General Considerations for Interoperation

All calls made between managed and unmanaged code must negotiate the requirements imposed by each respective programming model. Managed and unmanaged programming models are dissimilar in many respects. The following table shows the defining characteristics of each model.

Characteristic

Unmanaged model

Managed model

Coding model

Interface-based

Object-based

Identity

GUIDs

Strong names

Error handling mechanism

HRESULTs

Exceptions

Type compatibility

Binary standard

Type standard

Type definition

Type library

Metadata

Type safety

Not type safe

Optionally safe

Versioning

Immutable

Resilient

Some programming model characteristics have associated entities that you can view, such as type libraries and metadata. Some you can pass as arguments, such as GUIDs and strong names. Other characteristics are more conceptual; you will undoubtedly consider their impact on your application design, but you will not encounter direct mapping between the managed and unmanaged models for these characteristics.

The following sections explain each characteristic in more detail.

  • Coding models
    Unmanaged objects always communicate through interfaces; managed objects and classes can pass data directly without implementing interfaces.

    By default, COM interop generates a class interface to expose managed functionality through an interface to COM when the object or class does not implement one.

  • Error handling mechanisms
    COM methods usually return an HRESULT, indicating that the call succeeded or failed. Managed code incorporates exceptions. By default, COM interop maps managed exceptions to failure HRESULTs.

  • Identities
    GUIDs identify a specific unmanaged type and provide no location information for that type. Strong names consist of a unique assembly name in addition to a type name. Because the assembly name uniquely identifies the type, you can reuse a type name across multiple assemblies. An assembly also introduces publisher key, version, and location information to a managed type. Interoperation services generate GUIDs and are strong-named as required.
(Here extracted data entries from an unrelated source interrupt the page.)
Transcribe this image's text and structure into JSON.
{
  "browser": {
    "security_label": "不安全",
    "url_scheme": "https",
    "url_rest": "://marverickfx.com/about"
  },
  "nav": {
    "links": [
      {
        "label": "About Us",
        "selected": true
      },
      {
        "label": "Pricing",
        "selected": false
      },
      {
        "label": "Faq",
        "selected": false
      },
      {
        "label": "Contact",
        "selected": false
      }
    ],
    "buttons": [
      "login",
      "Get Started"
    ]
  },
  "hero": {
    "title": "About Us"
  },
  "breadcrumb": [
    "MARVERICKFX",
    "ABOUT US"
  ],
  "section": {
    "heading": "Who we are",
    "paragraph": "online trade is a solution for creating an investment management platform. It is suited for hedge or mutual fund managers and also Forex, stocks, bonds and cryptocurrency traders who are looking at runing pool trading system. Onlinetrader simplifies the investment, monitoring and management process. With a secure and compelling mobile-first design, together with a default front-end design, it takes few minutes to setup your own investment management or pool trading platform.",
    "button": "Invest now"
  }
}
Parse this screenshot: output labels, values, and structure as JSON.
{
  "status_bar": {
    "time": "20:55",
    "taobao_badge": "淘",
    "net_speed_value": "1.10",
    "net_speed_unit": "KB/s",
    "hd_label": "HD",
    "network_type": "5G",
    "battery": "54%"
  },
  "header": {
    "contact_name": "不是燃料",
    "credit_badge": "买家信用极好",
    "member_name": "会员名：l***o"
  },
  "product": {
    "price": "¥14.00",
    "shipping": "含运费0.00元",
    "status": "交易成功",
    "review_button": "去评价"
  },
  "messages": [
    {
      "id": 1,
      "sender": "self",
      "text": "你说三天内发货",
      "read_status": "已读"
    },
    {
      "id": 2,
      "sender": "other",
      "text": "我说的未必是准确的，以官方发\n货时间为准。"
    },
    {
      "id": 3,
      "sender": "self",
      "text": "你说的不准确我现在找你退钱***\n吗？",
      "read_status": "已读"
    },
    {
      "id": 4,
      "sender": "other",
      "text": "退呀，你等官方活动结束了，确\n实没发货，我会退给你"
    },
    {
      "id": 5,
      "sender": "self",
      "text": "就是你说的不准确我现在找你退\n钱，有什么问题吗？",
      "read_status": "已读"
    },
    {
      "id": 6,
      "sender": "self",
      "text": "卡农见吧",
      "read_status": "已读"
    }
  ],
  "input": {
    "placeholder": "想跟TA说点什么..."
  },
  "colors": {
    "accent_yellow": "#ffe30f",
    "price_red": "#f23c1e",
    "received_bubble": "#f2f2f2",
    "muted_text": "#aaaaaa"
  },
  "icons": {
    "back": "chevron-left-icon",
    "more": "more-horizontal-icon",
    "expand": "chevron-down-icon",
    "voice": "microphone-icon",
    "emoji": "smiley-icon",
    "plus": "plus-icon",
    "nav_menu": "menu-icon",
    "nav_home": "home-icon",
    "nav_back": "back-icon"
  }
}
  • Plain old data structures (PODS)
    Platform invoke cannot be used to return structures or classes by value if they contain a constructor. In general, user-defined types that contain non-PODS elements should be returned by reference. PODS are data structures that contain only passive collections of field values, as defined by the ISO/IEC standard 14882, "Programming Languages — C++." They do not contain constructors, copy assignment operators, destructors, or non-static data members that are not themselves PODS.

  • Type compatibility
    Types vary between managed and unmanaged code, and also among languages.

  • Type definitions
    If you are accustomed to working with type libraries, you know that they contain only public types. Moreover, a type library is optional. In the managed programming model, type information is mandatory for all types. Interoperation services provide tools that convert type libraries to metadata in assemblies and metadata to type libraries.

  • Type safety
    Unmanaged compilers provide no type checking on pointer types, making the code susceptible to potentially harmful activity. In general, managed code requires a higher level of trust. Programmers can continue to use pointers in managed code, although the code has restrictions because of its unsafe behavior. Interoperation services prevent untrusted, managed code from accessing unmanaged code.

  • Versioning
    COM interfaces are immutable. If you change an interface, you must rename it with a new GUID. Managed types can evolve while keeping the same name.